Q. In the '80s, Indy and Michigan were the two big races on the schedule. You're probably the first Indy winner to come back and win these in a long time. Montoya 2000. Four years.
BUDDY RICE: I don't keep up with the history numbers as much as Mr. Roembke does. He can probably rattle a whole bunch off to us. We're going to go to Kentucky and plan on winning. We're going to go the next couple rounds after that. We'll still show up at Fontana looking for the same thing. We need to do what we came here to do: keep our head down, just keep winning races, keep running up front. It will all shake out as it needs to in the end.
Q. On 198, Dixon and Manning got together behind you guys. Some pieces flew off of Manning's car there in turn four. Helio talked about having to drive around it, having to go way up on the track. Tony said he didn't see them. Did you see the debris on the track?

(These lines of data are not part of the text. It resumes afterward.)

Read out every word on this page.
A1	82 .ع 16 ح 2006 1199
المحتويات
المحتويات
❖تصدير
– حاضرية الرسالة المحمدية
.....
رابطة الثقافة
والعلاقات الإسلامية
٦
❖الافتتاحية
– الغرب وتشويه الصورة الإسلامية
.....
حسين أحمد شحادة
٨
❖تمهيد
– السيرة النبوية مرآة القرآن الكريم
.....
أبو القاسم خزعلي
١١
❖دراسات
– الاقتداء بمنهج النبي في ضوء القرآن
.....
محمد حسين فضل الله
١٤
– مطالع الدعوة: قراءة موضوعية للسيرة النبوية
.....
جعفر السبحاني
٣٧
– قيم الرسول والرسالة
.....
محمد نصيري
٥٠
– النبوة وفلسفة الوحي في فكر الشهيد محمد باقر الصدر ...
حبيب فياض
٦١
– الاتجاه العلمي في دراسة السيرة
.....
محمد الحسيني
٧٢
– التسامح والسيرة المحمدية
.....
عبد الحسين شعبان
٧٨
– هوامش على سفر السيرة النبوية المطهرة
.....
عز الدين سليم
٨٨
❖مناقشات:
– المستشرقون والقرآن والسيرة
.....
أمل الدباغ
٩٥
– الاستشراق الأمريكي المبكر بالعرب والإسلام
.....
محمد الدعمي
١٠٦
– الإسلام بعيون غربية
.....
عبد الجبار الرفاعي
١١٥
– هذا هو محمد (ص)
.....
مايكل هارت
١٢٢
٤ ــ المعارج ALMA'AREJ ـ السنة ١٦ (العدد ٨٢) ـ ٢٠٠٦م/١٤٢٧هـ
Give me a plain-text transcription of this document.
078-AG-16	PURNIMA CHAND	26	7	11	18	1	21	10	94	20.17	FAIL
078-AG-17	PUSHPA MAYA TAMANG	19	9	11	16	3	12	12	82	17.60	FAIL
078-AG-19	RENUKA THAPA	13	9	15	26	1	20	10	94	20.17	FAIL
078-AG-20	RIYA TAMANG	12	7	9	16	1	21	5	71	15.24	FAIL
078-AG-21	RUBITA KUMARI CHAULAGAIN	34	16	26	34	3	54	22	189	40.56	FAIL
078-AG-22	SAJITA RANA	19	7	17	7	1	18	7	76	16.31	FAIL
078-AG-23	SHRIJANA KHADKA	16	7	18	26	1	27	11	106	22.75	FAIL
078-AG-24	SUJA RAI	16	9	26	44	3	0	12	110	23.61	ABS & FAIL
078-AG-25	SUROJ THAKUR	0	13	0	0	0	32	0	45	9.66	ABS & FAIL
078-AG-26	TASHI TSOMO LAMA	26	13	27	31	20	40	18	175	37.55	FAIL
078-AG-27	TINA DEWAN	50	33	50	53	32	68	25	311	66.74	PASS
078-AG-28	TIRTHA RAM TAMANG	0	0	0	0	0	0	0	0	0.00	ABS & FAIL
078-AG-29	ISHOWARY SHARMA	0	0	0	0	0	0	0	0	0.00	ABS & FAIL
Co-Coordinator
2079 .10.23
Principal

BUDDY RICE: Yeah, I saw it. But there was no yellow flag. Tony was behind me. I'm not about to lift or do anything like that. Obviously, everyone is going to run till the end. That's unfortunate for those guys to get together being teammates. I wasn't going to change anything I was doing. Yeah, I did see it. I didn't think it was an issue. Cars got hit on the backside, we went two laps still green with debris out there, as well. Coming down to the white flag, there was no way I was going to lift.
Q. What is it about this place that lends itself to good, tight racing with your kind of cars? Is it just the number of grooves, layout, a combination? What might it be?
BUDDY RICE: What does it is this place is so big, it's wide, the rules package and the competition of the IRL, it's the whole complete package is what makes it so competitive here all the time. I think the other series, when they ran, until they put these big parachutes behind them, they mostly ran in single-file procession. They would get big runs and pass each other. They couldn't run in packs like. I think what IRL has done with the rules package, made it competitive for everybody, is what is key here. Obviously, the lanes. As you go up, the banking makes transitions. Obviously, some cars are so trimmed out that when you did cross the transitions, the cars got loose. I think the biggest thing is just how wide and how long the arcs are, how long the track is with the rules package.
Q. Is this sending a message mid-season (inaudible)? A little bit of a message?
BUDDY RICE: I don't need to send a message. We're just here to do one thing, and that's win. That's what I was brought in to do from the start - whether I was part-time or full-time.
THE MODERATOR: Buddy, thank you very much. Thank you, Scott.